Currently, the Legacy Museum and National Memorial for Peace and Justice together draw almost 40,000 visitors a month and cost about $25 million to create. (Since 2018, several new hotels have opened in Montgomery.)

Stevenson expects overall attendance to increase with the opening of the sculpture park, which cost more than $5 million. It was funded largely by the major increase in donations to the Equal Justice Initiative in 2020 after the murder of George Floyd — support, the group notes, that has now fallen off.




Johnnetta Cole, president emerita of Spelman and Bennett colleges and director emerita of the Smithsonian’s National Museum of African Art, said she is “not aware of another set of sites or museum experiences quite like this.”

Cole acknowledged that not everyone gets up in the morning wanting to engage with the horrors of lynching and racial injustice, but she sees these legacy sites as places of hope. “No matter what our multiple identities are,” she said, “it is a place that says to us, If we confront what has happened in the past, we have the possibility of collectively writing a different story in the future.”

Born in 1959, Stevenson grew up in a poor rural area in Sussex County, Delaware, and remembers when lawyers came into his community in the ’60s and sued to open public schools for Black children. “That intervention changed everything,” said Stevenson, who was able to take college preparatory courses and went on to get his law degree at Harvard University.

He founded the Equal Justice Initiative in 1989, initially with the mission to provide legal services to people on death row. “I saw this history of racial bias impacting them the most,” said Stevenson, whose 2014 memoir, “Just Mercy,” was made into a movie in 2019. It chronicles his defense of Walter McMillian, who was exonerated after being sentenced to die for a murder he didn’t commit.

To date, Stevenson and his team have won reversals, relief or release from prison for more than 140 wrongly condemned prisoners on death row.

The scope of the Equal Justice Initiative’s work expanded more than a decade ago as it began to issue reports compiling comprehensive data on topics including the history of lynching that became the foundation of the cultural spaces. Most recently, Stevenson’s team acquired and digitized the 1870 census documents — the first time Black people were counted with a name rather than a number.

“Forty percent of the people adopted names associated with an enslaver because it would allow them to create kinship with families they had created in these places,” said Stevenson, who oversaw the design of the new monument. People will be able to use a QR code to find family names on the towering wall and further research their genealogy at the new visitor center for the park.

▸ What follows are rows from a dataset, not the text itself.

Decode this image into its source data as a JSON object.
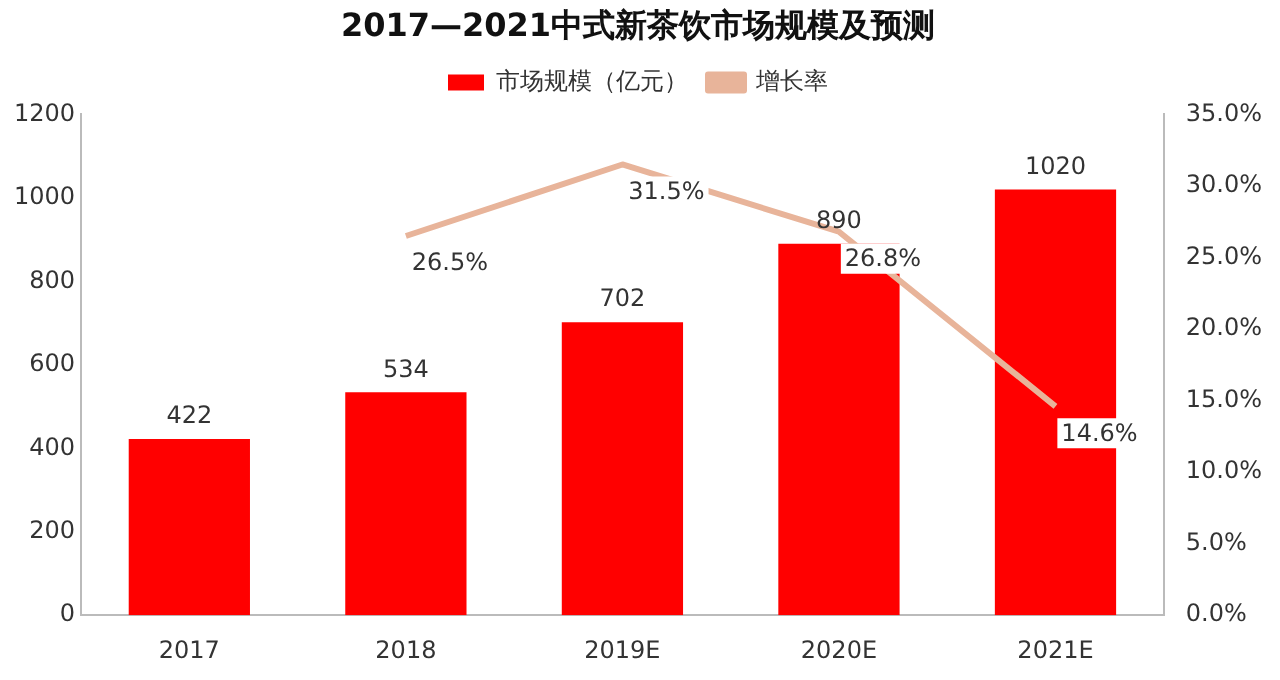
{
  "chart_data": {
    "type": "bar",
    "title": "2017—2021中式新茶饮市场规模及预测",
    "categories": [
      "2017",
      "2018",
      "2019E",
      "2020E",
      "2021E"
    ],
    "series": [
      {
        "name": "市场规模（亿元）",
        "type": "bar",
        "color": "#ff0000",
        "values": [
          422,
          534,
          702,
          890,
          1020
        ],
        "value_labels": [
          "422",
          "534",
          "702",
          "890",
          "1020"
        ]
      },
      {
        "name": "增长率",
        "type": "line",
        "axis": "y2",
        "color": "#e8b49a",
        "values": [
          null,
          26.5,
          31.5,
          26.8,
          14.6
        ],
        "value_labels": [
          null,
          "26.5%",
          "31.5%",
          "26.8%",
          "14.6%"
        ]
      }
    ],
    "ylim": [
      0,
      1200
    ],
    "yticks": [
      0,
      200,
      400,
      600,
      800,
      1000,
      1200
    ],
    "y2lim": [
      0,
      35
    ],
    "y2ticks": [
      {
        "value": 0,
        "label": "0.0%"
      },
      {
        "value": 5,
        "label": "5.0%"
      },
      {
        "value": 10,
        "label": "10.0%"
      },
      {
        "value": 15,
        "label": "15.0%"
      },
      {
        "value": 20,
        "label": "20.0%"
      },
      {
        "value": 25,
        "label": "25.0%"
      },
      {
        "value": 30,
        "label": "30.0%"
      },
      {
        "value": 35,
        "label": "35.0%"
      }
    ],
    "grid": false,
    "legend": "top",
    "marker": "none"
  }
}
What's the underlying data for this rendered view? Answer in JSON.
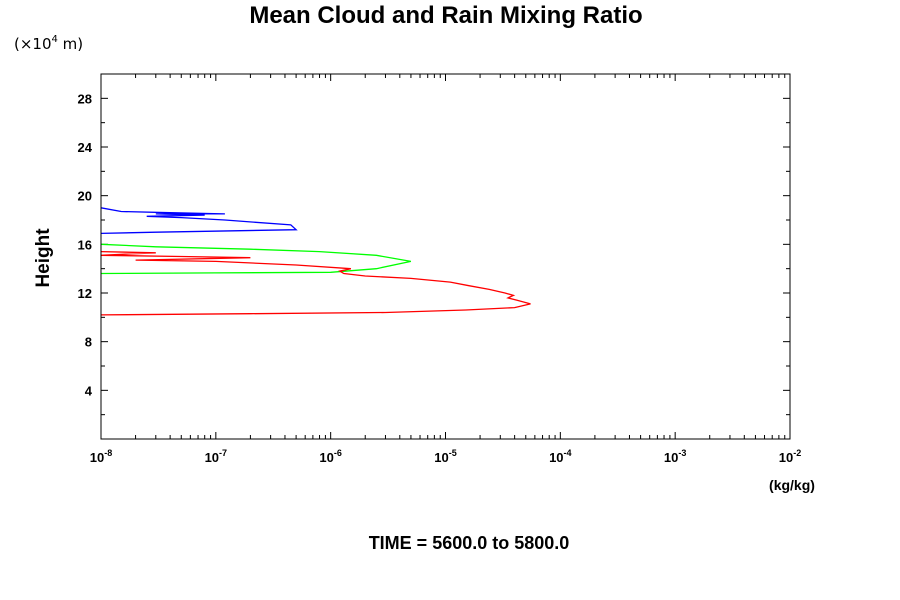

More than half of the sculptures for the park are site-specific commissions, including a new version of “Treesouls” by Alison Saar. Near the start of the route through the grounds, a work by Rose B. Simpson will pay homage to the site’s Indigenous history. Ghana-based artist Kwame Akoto-Bamfo is contributing vividly expressive figurative groupings to be positioned in three areas of the park.

“My work is taking the bull by the horn — I don’t cover the intensity of it with symbolism,” said Akoto-Bamfo, who is depicting a shivering family that has just arrived in the Americas, then is seen laboring in the fields and finally standing before the monument. “You can never heal from an atrocity that you deny.”

Nikesha Breeze received a call from the Equal Justice Initiative in 2022, asking if she could re-create her piece “108 Death Masks” as an outdoor installation. The New Mexico-based artist brought her ceramic faces, each carved individually as a form of prayer to her ancestors, to Ghana to be translated into bronze. They will be installed at eye level in a single 80-foot line on a wall that visitors will pass just before reaching the monument.

“If there’s anywhere in the world I would want this work to be, it’s part of this narrative with EJI,” Breeze said. “They’ve gone so far further than anyone in collecting and researching and presenting this story.”